Centro é área que mais perde hotéis
O acompanhamento do Sindicato de Hotéis de Porto Alegre (SHPOA) mostra que o Centro Histórico da Capital é o ponto da cidade que concentra o fechamento de hotéis. Dos 12 estabelecimentos que encerraram operações depois da Copa do Mundo, 11 ficam na região. O 12º era no bairro Menino Deus. Entre os que fecharam as portas estão hotéis tradicionais, como o Plazinha e o Master da Rua Senhor dos Passos.
Para o diretor de planejamento estratégico da ABIH no Estado, José Justo, uma série de fatores leva a essa situação. Em primeiro lugar, a degradação do Centro, com problemas de limpeza, crescimento do número de moradores de rua e temor da violência. Contribuem ainda as dificuldades de mobilidade na região e certa defasagem dos prédios mais antigos, como falta de garagem.
Pioneiro da bandeira, o Hotel Master Premium Palace, com 106 apartamentos, fechou em dezembro do ano passado, após 31 anos operando. De acordo com a rede, padeceu com a queda de ocupação. "O público executivo que frequentava o hotel era bastante exigente e a região do Centro estava ficando muito insegura. Observamos a migração do corporativo e seus executivos para bairros mais nobres, com atrativos de gastronomia e compras, que apresentam mais opções de lazer, bares noturnos e, principalmente, segurança", explicou a rede. Mesmo assim, outros dois hotéis Master seguem abertos no Centro.
Aplicativos e sites como concorrentes
Não bastasse a recessão econômica e a quantidade menor de eventos, a hotelaria também passou a enfrentar uma competição semelhante ao que existe no mercado de táxis: os sites e aplicativos de locação de casas e apartamentos.
– É um concorrente novo que entrou no jogo. Desfigurou a hotelaria – admite José Justo, diretor de planejamento estratégico da ABIH no Rio Grande do Sul.

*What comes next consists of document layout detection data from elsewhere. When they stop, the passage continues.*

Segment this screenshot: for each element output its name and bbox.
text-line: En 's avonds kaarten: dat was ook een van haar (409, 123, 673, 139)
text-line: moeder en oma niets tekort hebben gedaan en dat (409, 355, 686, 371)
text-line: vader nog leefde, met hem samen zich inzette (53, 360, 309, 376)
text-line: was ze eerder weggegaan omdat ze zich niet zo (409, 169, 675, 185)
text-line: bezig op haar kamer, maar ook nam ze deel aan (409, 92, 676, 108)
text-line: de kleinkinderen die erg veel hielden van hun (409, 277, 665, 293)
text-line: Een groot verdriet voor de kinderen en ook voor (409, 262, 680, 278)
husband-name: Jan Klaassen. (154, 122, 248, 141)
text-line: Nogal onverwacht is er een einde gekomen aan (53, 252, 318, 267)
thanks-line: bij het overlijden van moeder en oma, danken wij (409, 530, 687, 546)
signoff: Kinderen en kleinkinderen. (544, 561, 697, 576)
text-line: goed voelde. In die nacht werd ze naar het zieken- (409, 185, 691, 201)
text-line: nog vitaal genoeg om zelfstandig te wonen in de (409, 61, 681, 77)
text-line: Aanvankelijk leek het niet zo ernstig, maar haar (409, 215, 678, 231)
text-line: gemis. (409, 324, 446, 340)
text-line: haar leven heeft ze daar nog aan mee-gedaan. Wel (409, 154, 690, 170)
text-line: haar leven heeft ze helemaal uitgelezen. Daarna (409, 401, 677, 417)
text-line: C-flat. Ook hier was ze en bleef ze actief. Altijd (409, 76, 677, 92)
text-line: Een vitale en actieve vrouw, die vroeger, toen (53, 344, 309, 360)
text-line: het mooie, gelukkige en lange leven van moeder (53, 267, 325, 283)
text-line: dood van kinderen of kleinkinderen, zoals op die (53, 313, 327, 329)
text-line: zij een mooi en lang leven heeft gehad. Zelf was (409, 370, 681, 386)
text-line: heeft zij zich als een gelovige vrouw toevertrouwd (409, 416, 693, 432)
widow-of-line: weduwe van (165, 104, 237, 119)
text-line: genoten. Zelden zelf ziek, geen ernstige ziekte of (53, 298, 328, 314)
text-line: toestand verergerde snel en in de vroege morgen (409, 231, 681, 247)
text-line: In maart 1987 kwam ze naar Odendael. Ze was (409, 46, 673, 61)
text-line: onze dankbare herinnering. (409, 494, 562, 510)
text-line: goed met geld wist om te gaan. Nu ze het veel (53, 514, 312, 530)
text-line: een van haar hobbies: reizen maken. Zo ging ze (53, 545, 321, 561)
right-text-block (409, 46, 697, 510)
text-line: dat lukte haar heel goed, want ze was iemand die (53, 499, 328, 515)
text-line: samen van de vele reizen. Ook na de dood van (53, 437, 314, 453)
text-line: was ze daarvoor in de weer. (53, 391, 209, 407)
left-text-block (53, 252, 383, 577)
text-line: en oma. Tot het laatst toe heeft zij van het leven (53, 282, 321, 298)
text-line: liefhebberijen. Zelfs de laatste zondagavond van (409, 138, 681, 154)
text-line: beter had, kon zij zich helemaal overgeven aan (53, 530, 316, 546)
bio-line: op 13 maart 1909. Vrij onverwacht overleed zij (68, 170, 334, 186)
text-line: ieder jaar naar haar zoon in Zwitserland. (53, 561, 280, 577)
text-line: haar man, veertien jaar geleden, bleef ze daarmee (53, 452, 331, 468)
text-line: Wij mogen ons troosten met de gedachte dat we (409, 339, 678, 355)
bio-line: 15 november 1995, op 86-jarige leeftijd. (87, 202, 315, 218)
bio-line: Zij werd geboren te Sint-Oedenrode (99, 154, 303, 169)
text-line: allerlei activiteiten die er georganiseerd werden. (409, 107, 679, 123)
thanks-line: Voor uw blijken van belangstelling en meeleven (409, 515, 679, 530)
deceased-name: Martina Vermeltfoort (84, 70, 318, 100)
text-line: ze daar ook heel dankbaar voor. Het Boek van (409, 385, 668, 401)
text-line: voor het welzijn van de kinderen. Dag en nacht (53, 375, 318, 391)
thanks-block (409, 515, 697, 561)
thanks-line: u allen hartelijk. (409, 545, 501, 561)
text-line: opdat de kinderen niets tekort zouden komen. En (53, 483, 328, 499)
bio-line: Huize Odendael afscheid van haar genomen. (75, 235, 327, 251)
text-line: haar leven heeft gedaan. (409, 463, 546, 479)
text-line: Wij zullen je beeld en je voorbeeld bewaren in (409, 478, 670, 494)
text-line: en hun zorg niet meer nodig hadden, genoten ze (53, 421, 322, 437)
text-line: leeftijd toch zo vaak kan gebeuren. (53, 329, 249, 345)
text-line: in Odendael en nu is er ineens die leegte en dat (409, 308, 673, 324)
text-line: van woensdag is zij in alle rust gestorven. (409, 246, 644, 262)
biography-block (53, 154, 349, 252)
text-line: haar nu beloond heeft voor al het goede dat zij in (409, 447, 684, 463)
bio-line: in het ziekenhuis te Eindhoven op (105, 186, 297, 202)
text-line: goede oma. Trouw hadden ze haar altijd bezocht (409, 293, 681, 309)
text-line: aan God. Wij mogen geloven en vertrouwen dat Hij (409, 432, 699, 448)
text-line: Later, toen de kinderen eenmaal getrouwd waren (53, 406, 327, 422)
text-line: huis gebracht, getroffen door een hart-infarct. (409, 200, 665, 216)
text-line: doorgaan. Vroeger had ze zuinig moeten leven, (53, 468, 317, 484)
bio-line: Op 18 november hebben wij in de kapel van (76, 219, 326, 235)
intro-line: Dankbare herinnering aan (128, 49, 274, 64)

De acordo com Justo, que também é dono de uma empresa de pesquisa na área de hotelaria, apenas em Porto Alegre existem cerca de 2 mil quartos disponíveis em sites de locação como o Airbnb, o mais famoso de todos. Para ele, na Capital o número é relativamente maior do que em outras cidades exatamente pelo perfil do viajante. Um executivo que viaja a Porto Alegre apenas para um encontro de negócio não precisa de um hotel com piscina, bastando um quarto e banheiro limpos, ilustra.
Os hotéis ainda buscam estratégias para lidar com essa nova competição. Entre as quais, ressaltar atributos da hotelaria, como segurança e fiscalização da vigilância sanitária.
Sobreoferta também em outras capitais
A sobreoferta de leitos causada pela Copa não é exclusividade de Porto Alegre e se repete em outras capitais de perfil semelhante. Em Curitiba, segundo a Associação Brasileira da Indústria de Hotéis no Paraná (ABIH-PR), existem hoje 19 mil leitos.
Em torno de 3 mil foram agregados devido à competição de futebol, mas "depois desse período quase uma dezena de hotéis já fecharam na cidade, incluindo vários cinco estrelas", informa o Sindicato Empresarial de Hospedagem e Alimentação. A entidade diz não ter dados sobre ocupação média.
Na capital mineira, são 22 mil leitos hoje, contabiliza o Sindicato de Restaurantes, Bares e Similares de Belo Horizonte (Sindhorb). Antes da Copa, eram 10 mil. A taxa de ocupação atual é de 50%, em média.
Na cidade de São Paulo, a taxa de ocupação "está muito flutuante, entre 50% e 60%, com viés de alta", diz Virgílio Carvalho, diretor do Sindicato dos Hotéis e Similares de São Paulo (SinHoteis-SP). Com cerca de 100 mil leitos, a capital paulista, coração corporativo do Brasil, não teve acréscimo significativo de capacidade com a Copa devido à existência de um parque hoteleiro consolidado, diz Carvalho. Os hotéis mais antigos, porém, passaram por reformas.